Some anxieties about grading the new A-level specifications.
I have attended the new specification meetings for both A-level psychology and A-level sociology, walked through the new content and completed the marking exercises in preparation for the new term ahead. The content changes are not major, apart from my concerns about the removal of suicide from AQA Sociology.
The new mark schemes look doable, sometimes 3 mark bands have been split into 5, whilst in other examples 3 mark bands remain but the points allocated have changed. I have got some worked examples, I think I know how to apply the mark boundaries. We seem to be using the familiar language in the assessment objectives.
The thing that is really worrying me is that we are not sure what the grade boundaries will be. I know the exam board would say that they do not know either as they will need to wait until the first cohort have sat the paper before the boundaries can be set. I also know that we never really know where the grade boundaries will be as the exam boards reserve the right to move them up and down each year depending on the cohort performance. We are always dependent on the bell curve being in our favour (so much for gold-standard?).

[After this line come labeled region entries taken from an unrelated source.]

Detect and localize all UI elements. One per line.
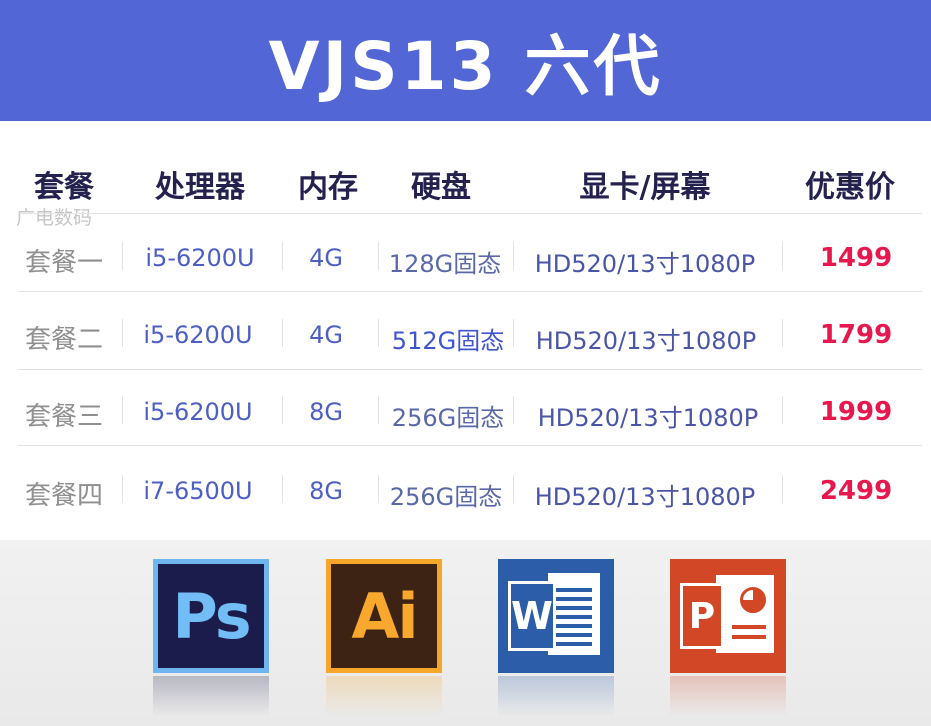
price-cell: 1499 <box>819 243 893 273</box>
illustrator-label: Ai <box>351 579 418 653</box>
banner-title: VJS13 六代 <box>268 27 663 105</box>
gpu-screen-cell: HD520/13寸1080P <box>534 483 756 511</box>
package-cell: 套餐三 <box>24 402 104 432</box>
column-separator <box>378 319 379 347</box>
memory-cell: 8G <box>309 398 343 426</box>
word-label: W <box>508 581 556 651</box>
table-row: 套餐一 i5-6200U 4G 128G固态 HD520/13寸1080P 14… <box>0 228 931 288</box>
column-separator <box>513 396 514 424</box>
column-separator <box>513 319 514 347</box>
pie-chart-icon <box>740 587 766 613</box>
disk-cell: 256G固态 <box>389 483 503 511</box>
banner: VJS13 六代 <box>0 0 931 121</box>
disk-cell: 512G固态 <box>391 327 505 355</box>
package-cell: 套餐四 <box>24 481 104 511</box>
column-separator <box>782 242 783 270</box>
memory-cell: 8G <box>309 477 343 505</box>
photoshop-label: Ps <box>172 579 251 653</box>
photoshop-icon: Ps <box>153 559 269 673</box>
illustrator-icon: Ai <box>326 559 442 673</box>
column-separator <box>282 242 283 270</box>
column-separator <box>782 396 783 424</box>
price-cell: 1799 <box>819 320 893 350</box>
divider <box>18 213 922 214</box>
column-separator <box>122 396 123 424</box>
divider <box>18 369 922 370</box>
cpu-cell: i7-6500U <box>143 477 253 505</box>
header-price: 优惠价 <box>805 170 895 205</box>
column-separator <box>378 396 379 424</box>
column-separator <box>282 319 283 347</box>
column-separator <box>122 475 123 503</box>
disk-cell: 256G固态 <box>391 404 505 432</box>
column-separator <box>513 475 514 503</box>
column-separator <box>378 242 379 270</box>
column-separator <box>782 475 783 503</box>
table-row: 套餐二 i5-6200U 4G 512G固态 HD520/13寸1080P 17… <box>0 305 931 365</box>
powerpoint-icon: P <box>670 559 786 673</box>
word-icon: W <box>498 559 614 673</box>
cpu-cell: i5-6200U <box>143 321 253 349</box>
package-cell: 套餐二 <box>24 325 104 355</box>
column-separator <box>378 475 379 503</box>
divider <box>18 445 922 446</box>
package-cell: 套餐一 <box>24 248 104 278</box>
table-header: 套餐 处理器 内存 硬盘 显卡/屏幕 优惠价 <box>0 150 931 210</box>
icon-reflection <box>153 676 269 716</box>
watermark: 广电数码 <box>16 207 93 229</box>
gpu-screen-cell: HD520/13寸1080P <box>535 327 757 355</box>
powerpoint-label: P <box>680 583 724 649</box>
table-row: 套餐四 i7-6500U 8G 256G固态 HD520/13寸1080P 24… <box>0 461 931 521</box>
header-gpu-screen: 显卡/屏幕 <box>579 170 711 205</box>
disk-cell: 128G固态 <box>388 250 502 278</box>
icon-reflection <box>326 676 442 716</box>
table-row: 套餐三 i5-6200U 8G 256G固态 HD520/13寸1080P 19… <box>0 382 931 442</box>
divider <box>18 291 922 292</box>
column-separator <box>282 475 283 503</box>
column-separator <box>513 242 514 270</box>
header-disk: 硬盘 <box>411 170 471 205</box>
gpu-screen-cell: HD520/13寸1080P <box>534 250 756 278</box>
column-separator <box>282 396 283 424</box>
gpu-screen-cell: HD520/13寸1080P <box>537 404 759 432</box>
price-cell: 2499 <box>819 476 893 506</box>
cpu-cell: i5-6200U <box>145 244 255 272</box>
slide-line <box>732 635 766 639</box>
header-package: 套餐 <box>34 170 94 205</box>
memory-cell: 4G <box>309 244 343 272</box>
slide-line <box>732 625 766 629</box>
header-memory: 内存 <box>298 170 358 205</box>
icon-reflection <box>670 676 786 716</box>
price-cell: 1999 <box>819 397 893 427</box>
software-strip <box>0 540 931 726</box>
column-separator <box>122 319 123 347</box>
cpu-cell: i5-6200U <box>143 398 253 426</box>
column-separator <box>122 242 123 270</box>
icon-reflection <box>498 676 614 716</box>
memory-cell: 4G <box>309 321 343 349</box>
slide-page-icon <box>716 575 774 653</box>
header-cpu: 处理器 <box>155 170 245 205</box>
column-separator <box>782 319 783 347</box>
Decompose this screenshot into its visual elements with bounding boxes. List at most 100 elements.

However, there is something comforting about having a set of past papers, looking at the questions and showing students the grade boundaries for each cohort. I just feel this comfort blanket is no longer there and it is making me anxious. I guess I feel I do not know what the new AS and A-level look like.
Clearly, I will need to set assessments and mocks which will need to be turned into grades to be used as a quantitative progress check. I know that in the past we have general patterns of 80%- A, 70% – B, 60% – C and so on. However, this has it’s own problems as often the pass mark can be much lower, in some years an A is around 65%. So how accurate will using this heuristic be?
Furthermore, the request for progress data has always been a difficult one, fraught with issues of reliability and validity. How do you meaningfully capture an individuals progress in a single grade? The temptation to turn the spreadsheet from red to green over the course of the year can overwhelm the drive to provide valid data?
My school, department, students and their parents will expect accurate progress data at KS5. I know there is an element of professional judgement at work here but for these new specifications it will really be a shot in the dark, even more so than usual?
I also know that there is a move towards providing developmental feedback without grades, so the students focus more on how to improve rather than worry about the grade. In general, I think this is a good idea and fits in well with the moves towards growth mindset and resilience when developing academic skills. While grades have become only part of the assessment and feedback story, we still need to be confident in what grade A, C or E work looks like?
It could be that I am just over worrying about the new academic year. The new specifications will bed-down just like they always do and I will learn alongside the students. We have done this before (curriculum 2000, and 2009 spec changes) and we coped. I wonder why this is making me more anxious than last time around? I am not against curriculum change, in fact I advocate a more radical overhaul of our current A-level system. I guess it is because this current meddling and fiddling with the architecture of A-levels has so little pedagogical merit that I am finding it difficult to accommodate the new paradigm. Change for changes sake does not necessarily improve progress?